In a week reminding us of the importance of air safety several reported cases emphasise the apparent continued irresponsibility of those wishing to erect wind turbines. Not only are they prepared to build machines that kill bats and birds, they also want to put them where human life could be lost.
A public inquiry in Northumberland heard how the risk of air collisions would increase if plans to build 59 wind turbines close to three radars were approved. Both the Ministry of Defence and Newcastle International Airport claim the turbines would affect radars, adding to the risk of collisions for pilots and passengers.
Yet the turbine company accused them of offering the “very feeblest and most insubstantial of smokescreens”.

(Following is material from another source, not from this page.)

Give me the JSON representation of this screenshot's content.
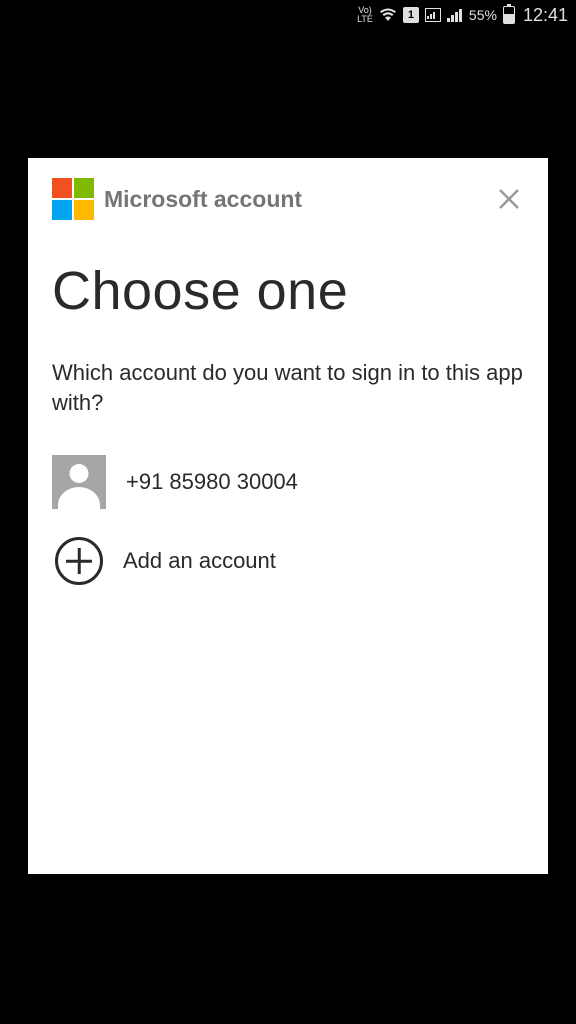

Just what do wind companies consider to be robust and substantial grounds to refuse an application if it is not the very sanctity of human life?
In another case, Breckland councillors refused permission for six more turbines in the Swaffham area after hearing they could compromise national security due to their impact on radar at RAF Marham.

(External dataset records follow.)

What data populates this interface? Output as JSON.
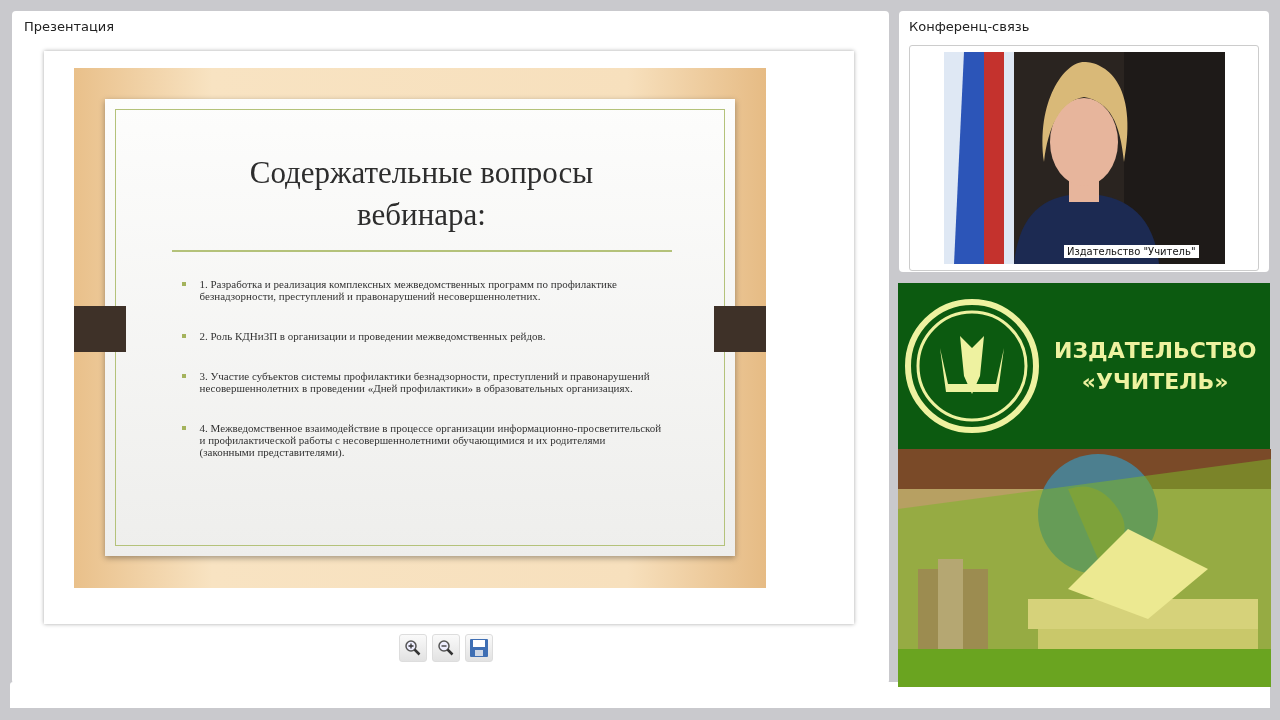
{
  "presentation": {
    "title": "Презентация",
    "slide": {
      "title": "Содержательные вопросы вебинара:",
      "bullets": [
        "1. Разработка и реализация комплексных межведомственных программ по профилактике безнадзорности, преступлений и правонарушений несовершеннолетних.",
        "2. Роль КДНиЗП в организации и проведении межведомственных рейдов.",
        "3. Участие субъектов системы профилактики безнадзорности, преступлений и правонарушений несовершеннолетних в проведении «Дней профилактики» в образовательных организациях.",
        "4. Межведомственное взаимодействие в процессе организации информационно-просветительской и профилактической работы с несовершеннолетними обучающимися и их родителями (законными представителями)."
      ]
    },
    "tools": [
      {
        "kind": "zoom-in"
      },
      {
        "kind": "zoom-out"
      },
      {
        "kind": "save"
      }
    ]
  },
  "conference": {
    "title": "Конференц-связь",
    "video": {
      "kind": "picture",
      "caption": "Издательство \"Учитель\""
    }
  },
  "banner": {
    "line_1": "ИЗДАТЕЛЬСТВО",
    "line_2": "«УЧИТЕЛЬ»"
  }
}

The wind company asked for conditions to be imposed to overcome these concerns – how arrogant can they get? Auspiciously Defence Estates said these would be unreasonable and unenforceable.
Not long ago a proposed wind development placed the defence of the realm in jeopardy. This too was apparently deemed inconsequential as the wind company tried overturning the sensible decision preventing this happening. Fortunately the minister of the day disagreed and refused the application.
Last year Defence Estates belatedly noted the danger from 22 turbines proposed for Fullabrook Down, North Devon, demanding they be illuminated for safety purposes – adding light pollution to hilltop desecration. This will happen if North Devon District Council doesn’t manage to have the wind farm thrown out by judicial review.
Meanwhile Ecotricity, following refusal for it to build five turbines at Brent Knoll, Somerset, says it will continue to try to build in Areas of Outstanding Natural Beauty. What part of “no” from the inspector’s decision doesn’t it understand?
Finally, a vast new population of common scoters discovered off the North Wales coast may affect future planning decisions on siting offshore wind farms. Previously all 79,000 of these birds were not known to be there. One wonders what kind of wind farm ecology survey failed to miss them, as each bird is the size of a duck – but then, myopic wind farmers don’t seem to see aeroplanes either.